Travailler dans ces conditions n’est pas facile. Robbie, agrippé au mur qui descend dans la grotte, doit aussi fixer son trépied à la paroi pour que l’appareil photo tienne solidement. « Parfois je suis accroché à un puits vertical et je vois directement le fond de la grotte, qui peut être 500 mètres plus en bas. L’autre difficulté, c’est qu’on est dans l’obscurité totale. Je travaille avec de vieilles ampoules de flash au magnésium que les paparazzis utilisaient dans les années 1940. Elles sont très légères, très solides et étanches. Sur la photo de Veryovkina [voir ci-dessous], les deux hommes allument les flashs dans l’eau pour que je puisse les voir. »
Cela fait désormais vingt-cinq ans que Robbie sillonne tous les antres secrets de la planète. « Je pense que les grottes, avec les océans profonds, sont les derniers lieux qui n’ont pas été touchés par l’homme. Parfois, je rentre dans une grotte et je me dis que l’on sera les seuls humains à les voir : elle a été là pendant des millions d’années dans l’obscurité totale, puis nous venons, nous l’illuminons un instant et elle retombe dans son obscurité éternelle. Ces photos sont parfois le seul témoignage visuel de leur existence. »

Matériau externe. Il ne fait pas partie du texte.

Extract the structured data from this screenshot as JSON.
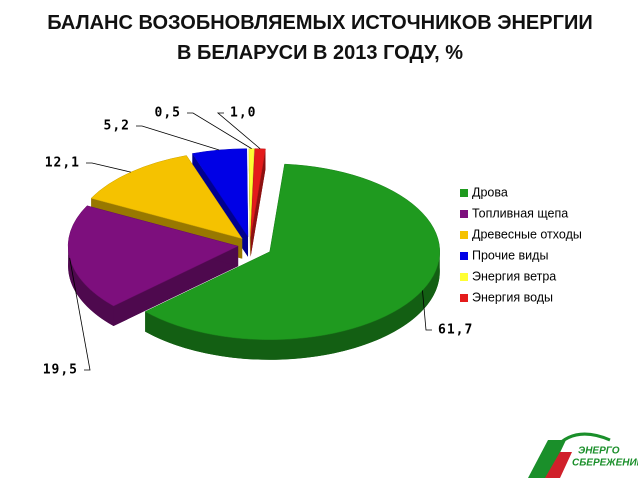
{
  "chart_data": {
    "type": "pie",
    "title": "БАЛАНС ВОЗОБНОВЛЯЕМЫХ ИСТОЧНИКОВ ЭНЕРГИИ В БЕЛАРУСИ В 2013 ГОДУ, %",
    "categories": [
      "Дрова",
      "Топливная щепа",
      "Древесные отходы",
      "Прочие виды",
      "Энергия ветра",
      "Энергия воды"
    ],
    "values": [
      61.7,
      19.5,
      12.1,
      5.2,
      0.5,
      1.0
    ],
    "value_labels": [
      "61,7",
      "19,5",
      "12,1",
      "5,2",
      "0,5",
      "1,0"
    ],
    "colors": [
      "#1f9a1f",
      "#7d0f7d",
      "#f5c200",
      "#0000e6",
      "#ffff33",
      "#e41b1b"
    ],
    "legend": "right"
  },
  "logo": {
    "lines": [
      "ЭНЕРГО",
      "СБЕРЕЖЕНИЕ"
    ]
  }
}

La climatologue britannique Gina Moseley est la première chercheuse à être descendue dans les grottes inexplorées de l’Arctique pour mieux comprendre les grandes variations climatiques passées et leurs effets sur l’environnement mondial actuel. Elle se trouve ici avec son collègue Tim Allen dans les grottes géantes du parc national du Gunung Mulu, en Malaisie.

La grotte Cueva de El Fantasma, dans le parc national Canaima au Venezuela, en 2016.